The designated hitter?
You see, the originalists on the court believe that anything that wasn’t trending in 1788 is suspect today. Abortion isn’t mentioned in the U.S. Constitution and was outlawed or severely restricted in some, but not all, jurisdictions in the dim dark past, so how can it be a protected right today, according to this antiquated logic?
The question here, of course, is which came first: the logic or the opinion?
Here’s another example of contemporary Supreme “reasoning.” In his opinion in favor of allowing people to carry guns around on both hips like it’s Tombstone circa 1881, Justice Samuel Alito wrote that New York state has very strict gun laws, but they didn’t prevent the recent mass shooting in Buffalo, where ten people were murdered.
This is the sort of argument in service to pre-existing opinions that is rife on the high court today. Such facile formulations will facilitate mass shootings tomorrow. At this writing there have been more than 250 mass shootings in America this year, more than one a day.
With all due respect, Sam, we have traffic laws, but they don’t prevent people from speeding or making improper turns. Is that an argument for lax traffic laws? Are they as futile as you perceive New York’s gun laws to be?

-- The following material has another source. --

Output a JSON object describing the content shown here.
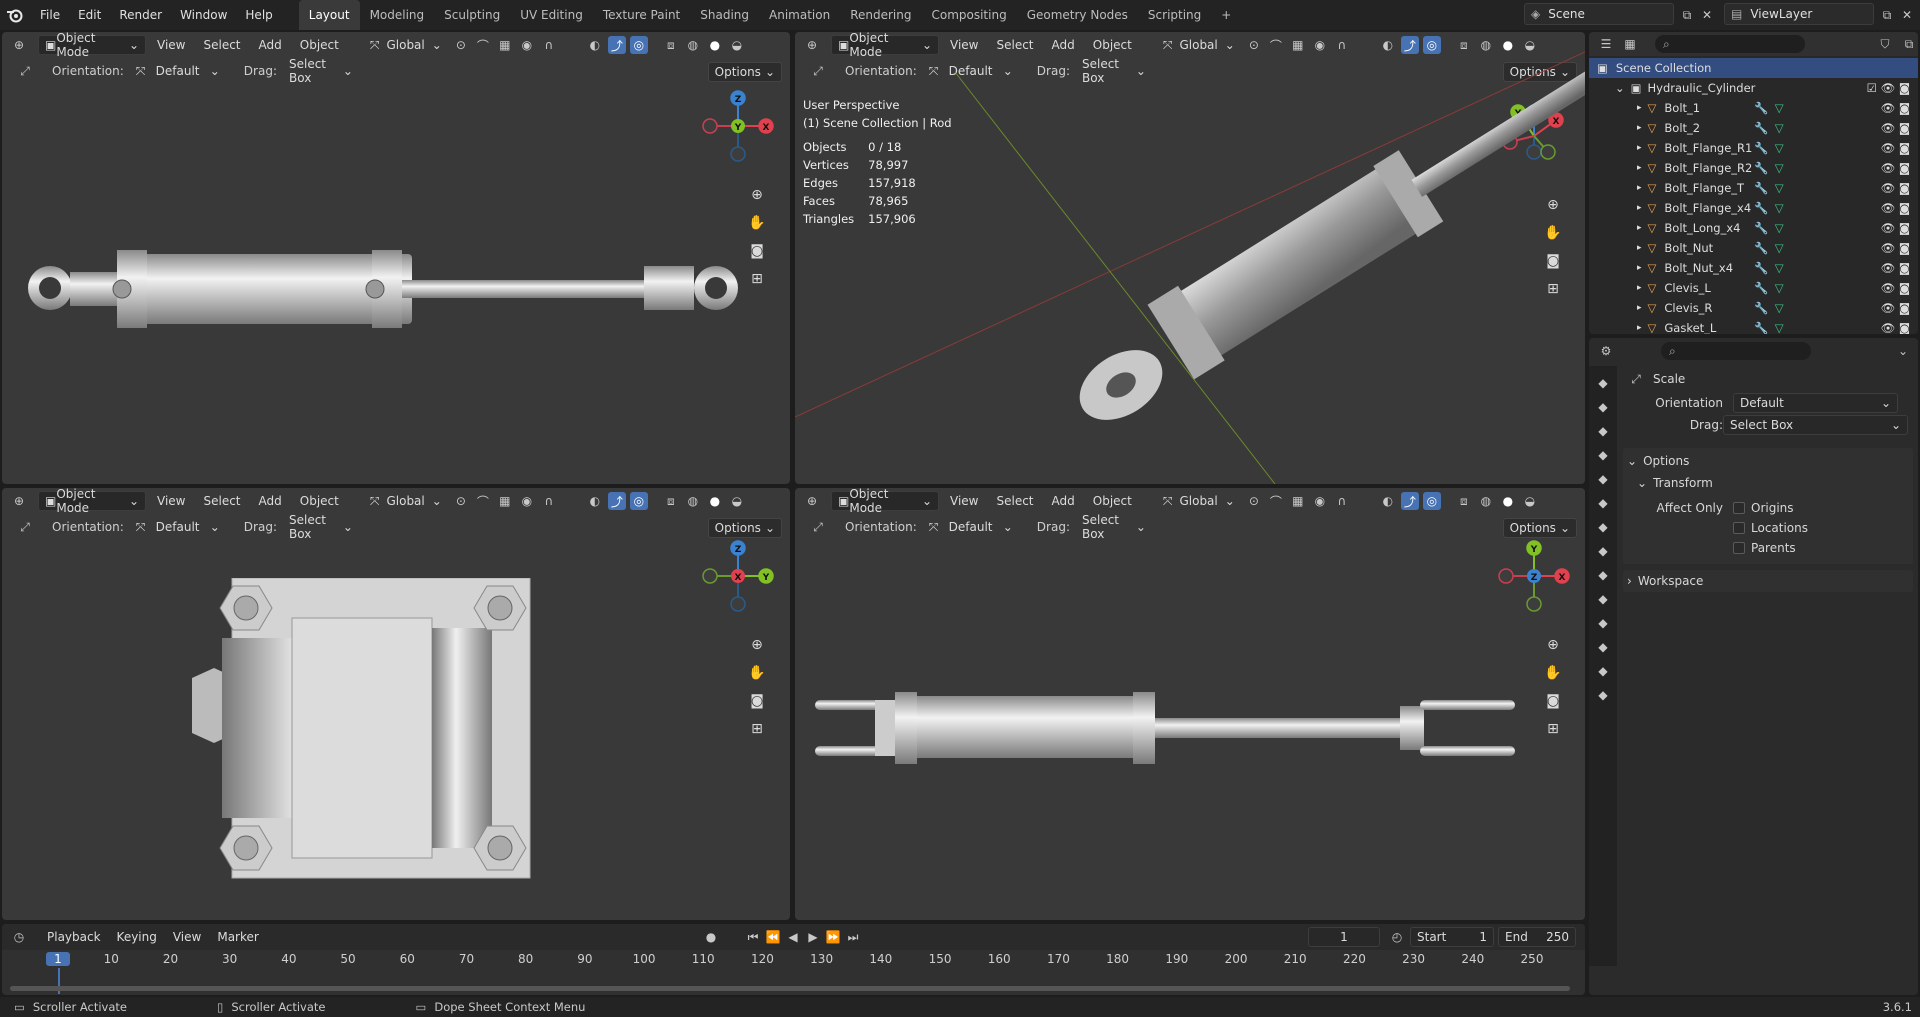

Or take murder, which is illegal, has been for years, and yet murders still occur at an alarming rate in this nation. Shall we dispense with laws against homicide?

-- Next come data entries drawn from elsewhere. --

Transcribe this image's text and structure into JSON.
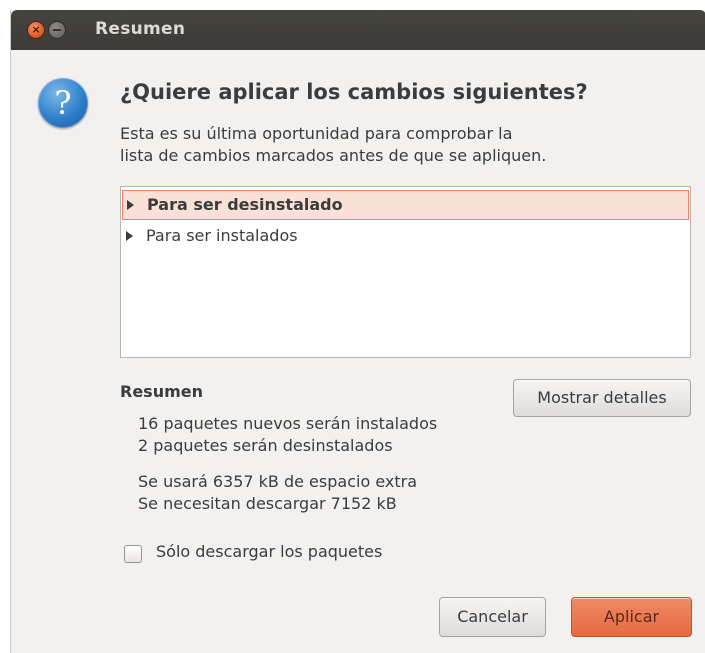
{
  "window": {
    "title": "Resumen",
    "controls": {
      "close_glyph": "×"
    }
  },
  "dialog": {
    "icon": "question-icon",
    "icon_glyph": "?",
    "heading": "¿Quiere aplicar los cambios siguientes?",
    "description_lines": [
      "Esta es su última oportunidad para comprobar la",
      "lista de cambios marcados antes de que se apliquen."
    ]
  },
  "changes_tree": {
    "rows": [
      {
        "label": "Para ser desinstalado",
        "selected": true
      },
      {
        "label": "Para ser instalados",
        "selected": false
      }
    ]
  },
  "summary": {
    "title": "Resumen",
    "details_button": "Mostrar detalles",
    "lines": [
      "16 paquetes nuevos serán instalados",
      "2 paquetes serán desinstalados",
      "Se usará 6357 kB de espacio extra",
      "Se necesitan descargar 7152 kB"
    ]
  },
  "options": {
    "download_only_label": "Sólo descargar los paquetes",
    "download_only_checked": false
  },
  "buttons": {
    "cancel": "Cancelar",
    "apply": "Aplicar"
  },
  "colors": {
    "titlebar": "#3c3b37",
    "accent": "#e56a40",
    "selection_bg": "#f9e1d7"
  }
}
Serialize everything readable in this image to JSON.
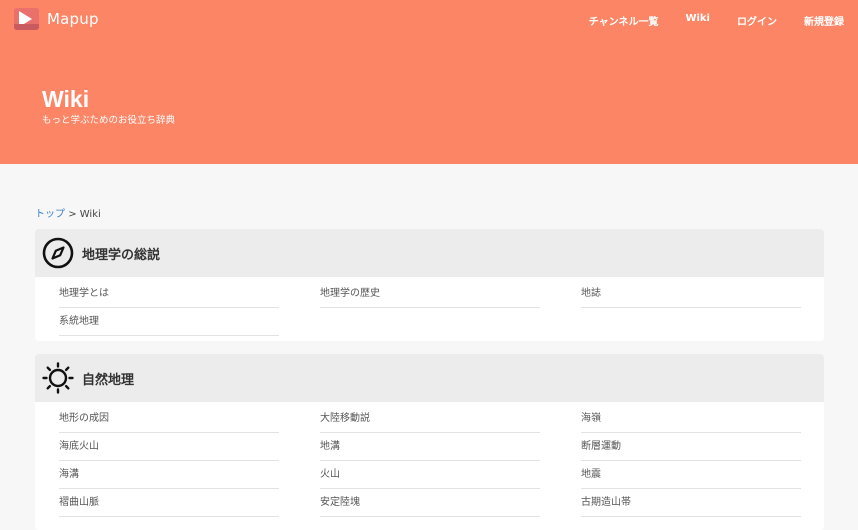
{
  "header": {
    "brand": "Mapup",
    "nav": [
      "チャンネル一覧",
      "Wiki",
      "ログイン",
      "新規登録"
    ]
  },
  "hero": {
    "title": "Wiki",
    "subtitle": "もっと学ぶためのお役立ち辞典"
  },
  "breadcrumb": {
    "home": "トップ",
    "separator": ">",
    "current": "Wiki"
  },
  "sections": [
    {
      "icon": "compass-icon",
      "title": "地理学の総説",
      "items": [
        "地理学とは",
        "地理学の歴史",
        "地誌",
        "系統地理"
      ]
    },
    {
      "icon": "sun-icon",
      "title": "自然地理",
      "items": [
        "地形の成因",
        "大陸移動説",
        "海嶺",
        "海底火山",
        "地溝",
        "断層運動",
        "海溝",
        "火山",
        "地震",
        "褶曲山脈",
        "安定陸塊",
        "古期造山帯"
      ]
    }
  ],
  "colors": {
    "hero_bg": "#fc8566",
    "link": "#3a7fc3",
    "section_head_bg": "#ececec"
  }
}
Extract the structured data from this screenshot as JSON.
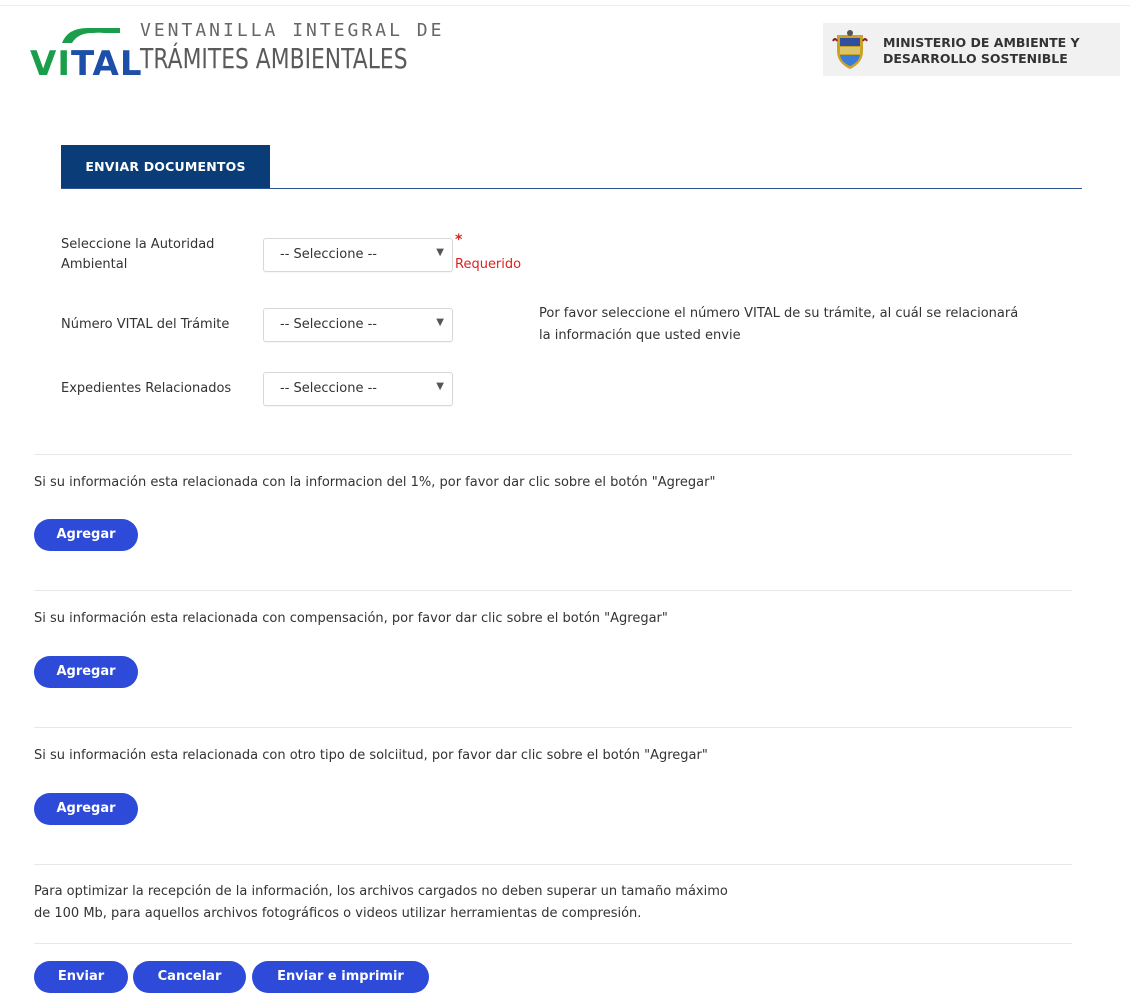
{
  "header": {
    "logo_word_1": "VI",
    "logo_word_2": "TAL",
    "logo_line1": "VENTANILLA INTEGRAL DE",
    "logo_line2": "TRÁMITES AMBIENTALES",
    "ministry": "MINISTERIO DE AMBIENTE Y\nDESARROLLO SOSTENIBLE",
    "crest_icon": "colombia-coat-of-arms"
  },
  "tab": {
    "label": "ENVIAR DOCUMENTOS"
  },
  "form": {
    "authority_label": "Seleccione la Autoridad Ambiental",
    "authority_value": "-- Seleccione --",
    "required_star": "*",
    "required_text": "Requerido",
    "vital_label": "Número VITAL del Trámite",
    "vital_value": "-- Seleccione --",
    "vital_help": "Por favor seleccione el número VITAL de su trámite, al cuál se relacionará la información que usted envie",
    "expedientes_label": "Expedientes Relacionados",
    "expedientes_value": "-- Seleccione --"
  },
  "sections": [
    {
      "text": "Si su información esta relacionada con la informacion del 1%, por favor dar clic sobre el botón \"Agregar\"",
      "button": "Agregar"
    },
    {
      "text": "Si su información esta relacionada con compensación, por favor dar clic sobre el botón \"Agregar\"",
      "button": "Agregar"
    },
    {
      "text": "Si su información esta relacionada con otro tipo de solciitud, por favor dar clic sobre el botón \"Agregar\"",
      "button": "Agregar"
    }
  ],
  "notice": {
    "line1": "Para optimizar la recepción de la información, los archivos cargados no deben superar un tamaño máximo",
    "line2": "de 100 Mb, para aquellos archivos fotográficos o videos utilizar herramientas de compresión."
  },
  "actions": {
    "send": "Enviar",
    "cancel": "Cancelar",
    "send_print": "Enviar e imprimir"
  },
  "colors": {
    "primary_button": "#2d4bd8",
    "tab": "#0a3d78",
    "required": "#e02020",
    "logo_green": "#1b9e4b",
    "logo_blue": "#1d4ea8"
  }
}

It seems to me that logic suggests that lawmakers and judges should consider strengthening certain laws as opposed to mocking their effectiveness.

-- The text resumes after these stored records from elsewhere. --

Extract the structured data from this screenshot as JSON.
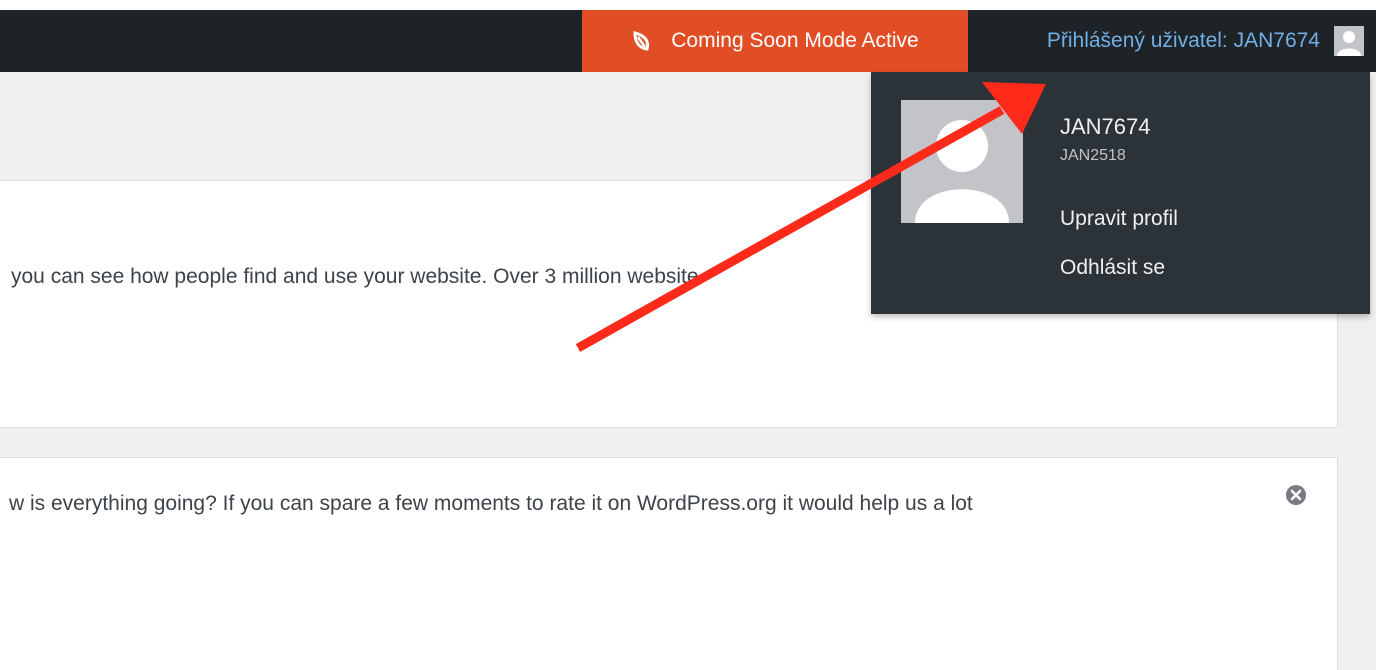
{
  "adminbar": {
    "coming_soon_label": "Coming Soon Mode Active",
    "user_label": "Přihlášený uživatel: JAN7674"
  },
  "notices": [
    {
      "text": "you can see how people find and use your website. Over 3 million website"
    },
    {
      "text": "w is everything going? If you can spare a few moments to rate it on WordPress.org it would help us a lot"
    }
  ],
  "user_menu": {
    "display_name": "JAN7674",
    "username": "JAN2518",
    "edit_profile": "Upravit profil",
    "logout": "Odhlásit se"
  },
  "colors": {
    "adminbar_bg": "#1d2327",
    "coming_soon_bg": "#e14d24",
    "user_link": "#72aee6",
    "dropdown_bg": "#2c3338",
    "annotation_arrow": "#ff2a1a"
  }
}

The purpose of laws, in addition to deterrence and punishment, is to establish shared societal values and set limits for acceptable citizen behavior. They are not adopted with the expectation that they will make the world perfect. They must teach this at the Yale Law School, where Alito matriculated after emerging from Princeton. Many of us learned it in middle school.
So where can you and I strut around with our Glocks, AR-15s, and rocket-propelled grenades? At our children’s schools, at the mall, on an airplane, in the galleries overlooking the U.S. Congress, or when arguing a case before the U.S. Supreme Court? After all, a right is a right, according to Yosemite Sam Alito. If the U.S. Constitution doesn’t ban guns in the halls of government or on public conveyances, who are we to second guess the Founding Fathers on this issue of life and death?
It is worth noting here that the Founding Fathers (there were no Founding Mothers, of course) disagreed on a lot, including on the interpretation of the U.S. Constitution that they had just created.
And if we really want to be totally originalist: shouldn’t the right to bear arms be predicated on the weapons that were available in 1788, like single shot flintlocks? The U.S. Constitution doesn’t mention AR-15s.
But back to a woman’s right to choose. The Fourteenth Amendment to our Constitution states, in part: “nor shall any State deprive any person of life, liberty, or property, without due process of law; nor deny to any person within its jurisdiction the equal protection of the laws.”
Your house may be safe from unreasonable government intrusion, but your womb isn’t. If the state wants to usurp control of women’s reproductive organs, let’s take that regulation to its logical, equal opportunity conclusion: shouldn’t we also regulate men and their procreative apparatus? The Old Testament rails again men who “spill their seed on the ground.” God put one man to death for this evil activity.
In the interest of “equal persecution,” shouldn’t the state regulate what we men can do with our life-giving essence?
David Holahan is a freelance writer from East Haddam.